Christine Smallwood in Bookforum:
My relationship with D. H. Lawrence began in high school, when I bought a copy of Sons and Lovers more or less at random and proceeded to read it all the way through, by which I mean that my eyes literally traversed every page and recognized that the English language was there recorded in some complexity. But the words, instead of building a reality I could enter and move around in, were like a continually dying fluorescence. I had no idea what was going on. What registered was something like “words, words, flower, sentence, words, coal mining” (like I knew what a coal mine was). As far as I was concerned, Sons and Lovers appeared out of nothing and to nothing it returned. All I knew when I was finished was all I knew before I plucked it, more or less at random, off the shelf: that it was a “classic.”
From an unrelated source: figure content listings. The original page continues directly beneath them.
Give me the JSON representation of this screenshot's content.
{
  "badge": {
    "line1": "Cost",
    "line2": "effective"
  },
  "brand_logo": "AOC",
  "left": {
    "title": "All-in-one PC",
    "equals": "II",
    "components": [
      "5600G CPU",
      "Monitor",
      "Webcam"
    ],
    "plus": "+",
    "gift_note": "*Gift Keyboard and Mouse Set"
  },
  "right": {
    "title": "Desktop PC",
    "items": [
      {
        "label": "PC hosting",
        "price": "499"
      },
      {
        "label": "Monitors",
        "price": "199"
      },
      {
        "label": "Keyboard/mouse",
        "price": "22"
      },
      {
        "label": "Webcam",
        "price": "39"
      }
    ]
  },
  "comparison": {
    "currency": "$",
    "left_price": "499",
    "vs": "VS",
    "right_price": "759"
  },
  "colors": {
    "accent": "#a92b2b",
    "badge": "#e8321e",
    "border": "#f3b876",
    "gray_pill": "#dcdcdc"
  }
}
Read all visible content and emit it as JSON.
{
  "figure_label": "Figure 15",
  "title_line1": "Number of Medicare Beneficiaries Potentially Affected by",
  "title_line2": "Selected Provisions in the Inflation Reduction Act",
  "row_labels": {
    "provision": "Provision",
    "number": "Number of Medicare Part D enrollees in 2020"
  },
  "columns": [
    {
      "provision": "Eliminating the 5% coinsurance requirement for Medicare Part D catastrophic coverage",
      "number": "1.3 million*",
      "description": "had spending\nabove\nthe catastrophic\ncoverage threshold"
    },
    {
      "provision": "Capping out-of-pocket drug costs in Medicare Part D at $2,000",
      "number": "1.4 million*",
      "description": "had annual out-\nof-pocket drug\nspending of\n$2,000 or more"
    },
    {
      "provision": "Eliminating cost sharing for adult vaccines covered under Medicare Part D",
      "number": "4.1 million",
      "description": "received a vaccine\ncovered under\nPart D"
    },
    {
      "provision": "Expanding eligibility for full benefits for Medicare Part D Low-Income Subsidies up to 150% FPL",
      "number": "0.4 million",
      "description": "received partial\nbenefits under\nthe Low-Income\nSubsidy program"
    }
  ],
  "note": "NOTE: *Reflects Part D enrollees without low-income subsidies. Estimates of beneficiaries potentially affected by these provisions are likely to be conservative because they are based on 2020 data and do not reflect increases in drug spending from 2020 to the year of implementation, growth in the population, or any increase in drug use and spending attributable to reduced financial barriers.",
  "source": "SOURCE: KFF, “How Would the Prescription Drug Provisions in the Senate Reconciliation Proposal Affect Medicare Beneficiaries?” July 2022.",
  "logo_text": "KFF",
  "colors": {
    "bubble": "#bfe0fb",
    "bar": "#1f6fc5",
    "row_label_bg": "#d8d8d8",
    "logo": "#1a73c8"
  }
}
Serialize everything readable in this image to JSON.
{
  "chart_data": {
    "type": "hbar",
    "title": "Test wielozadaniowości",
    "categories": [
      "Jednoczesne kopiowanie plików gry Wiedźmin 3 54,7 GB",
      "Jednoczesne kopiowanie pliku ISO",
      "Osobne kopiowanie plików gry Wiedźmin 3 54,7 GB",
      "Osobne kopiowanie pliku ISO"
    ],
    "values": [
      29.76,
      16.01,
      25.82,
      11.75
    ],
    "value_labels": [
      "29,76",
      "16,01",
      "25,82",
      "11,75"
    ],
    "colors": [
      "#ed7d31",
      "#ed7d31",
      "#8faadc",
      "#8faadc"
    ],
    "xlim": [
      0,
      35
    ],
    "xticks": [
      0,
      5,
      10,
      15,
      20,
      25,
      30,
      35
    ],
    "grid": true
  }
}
So it remained between me and D. H. Lawrence, a situation of somewhat ashamed incomprehension, until, in my twenties, I received a hardcover edition of The Rainbow as a gift from the shittiest boyfriend I ever had. Overnight I became a devotee of the cult of Lawrence. There is no life situation, for a heterosexual woman, that can prepare her so well to fall into a Lawrentian hole than a high-drama, mutually narcissistic, obsessive relationship with an inadequate man, no way that more prepares you to be seduced into what is seductive and to (eventually) resist what needs resisting, yet to hold on to a vision of a world of perfect, horrifying union between lovers—horrifying because it threatens the only thing that Lawrence believed was worth anything, the individual soul.